Article first published on Mad in America, 29 June 2018.

2 COMMENTS

  1. Do drugs in the rest of medicine really target underlying disease mechanisms? I agree that psychiatry and medicine are different in that there is no physical cause for functional mental illness. However, there is empirical use of drugs in medicine, besides psychiatry. I’m not convinced the best way to define the difference between psychiatry and medicine is on the basis of the way drugs are used.

  2. Hi Joanna,

    I’m interested if you have read some of the opposing literature on DSM/ICD classifications of “mental disorder” – or indeed the helpfulness of a concept such as “abnormality” when it comes to looking at how human beings think, feel and behave in any given set of circumstances.

    I understand that the british psychological society are attempting to develop alternatives to the pathology model of human distress and that this work has been brewing for a long time, starting with psychologists actually listening to people and discovering that their problems, thoughts, feelings and behaviours all made perfect sense once they understood enough about the person and their context .

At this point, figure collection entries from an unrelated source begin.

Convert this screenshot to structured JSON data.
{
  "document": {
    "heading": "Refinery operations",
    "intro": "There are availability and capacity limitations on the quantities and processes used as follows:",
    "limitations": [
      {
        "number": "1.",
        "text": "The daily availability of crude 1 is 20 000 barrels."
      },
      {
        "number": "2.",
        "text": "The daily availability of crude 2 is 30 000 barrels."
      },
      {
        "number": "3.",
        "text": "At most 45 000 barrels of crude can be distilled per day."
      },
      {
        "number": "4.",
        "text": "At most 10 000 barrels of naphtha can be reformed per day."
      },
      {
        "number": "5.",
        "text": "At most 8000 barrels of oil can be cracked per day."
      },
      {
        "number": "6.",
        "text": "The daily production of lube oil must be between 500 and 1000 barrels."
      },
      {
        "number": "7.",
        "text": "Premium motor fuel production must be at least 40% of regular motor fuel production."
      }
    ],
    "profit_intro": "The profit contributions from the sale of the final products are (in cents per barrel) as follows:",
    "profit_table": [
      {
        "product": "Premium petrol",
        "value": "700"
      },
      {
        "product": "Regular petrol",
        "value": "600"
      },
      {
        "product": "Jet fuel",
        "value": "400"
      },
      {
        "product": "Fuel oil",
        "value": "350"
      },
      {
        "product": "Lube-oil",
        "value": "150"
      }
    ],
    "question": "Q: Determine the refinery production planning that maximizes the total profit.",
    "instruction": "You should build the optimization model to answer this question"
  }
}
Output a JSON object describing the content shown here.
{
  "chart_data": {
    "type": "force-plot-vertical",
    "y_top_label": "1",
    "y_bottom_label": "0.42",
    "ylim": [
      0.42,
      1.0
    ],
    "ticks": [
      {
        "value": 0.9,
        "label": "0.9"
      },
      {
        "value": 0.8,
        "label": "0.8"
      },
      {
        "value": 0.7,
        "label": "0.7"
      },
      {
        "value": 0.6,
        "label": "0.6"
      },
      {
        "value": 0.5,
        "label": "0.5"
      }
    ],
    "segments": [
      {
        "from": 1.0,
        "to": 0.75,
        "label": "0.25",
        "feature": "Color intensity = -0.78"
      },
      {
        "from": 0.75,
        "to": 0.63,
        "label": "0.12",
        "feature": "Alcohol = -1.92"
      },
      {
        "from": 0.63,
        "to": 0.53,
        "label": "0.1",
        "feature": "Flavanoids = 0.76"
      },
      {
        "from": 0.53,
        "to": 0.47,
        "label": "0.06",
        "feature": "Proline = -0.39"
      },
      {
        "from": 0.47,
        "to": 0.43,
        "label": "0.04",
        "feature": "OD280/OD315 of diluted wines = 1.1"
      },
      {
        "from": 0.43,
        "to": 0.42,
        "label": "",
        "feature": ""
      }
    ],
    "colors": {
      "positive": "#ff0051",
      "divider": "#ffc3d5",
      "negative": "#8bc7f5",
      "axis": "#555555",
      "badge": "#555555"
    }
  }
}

    There is even less evidence for the idea of “abnormality” or “psychopathology” than for believing that psychiatric drugs mend them. In fact, isn’t what is “normal” or “abnormal decided by a committee? Even if the neural activity associated with you call “psychosis” and “mania” is identified, doesn’t that tell us nothing more than that similar thoughts and feelings take place in similar areas of the brain, or as the result of similar brain activity?

    Given that there is ample evidence for the power of suggestion, isn’t it unwise to call certain problems that can arise in life – usually due to trauma or extreme crisis “pathological” or “abnormal”? And what could possibly be gained for a person in so labelling their experience?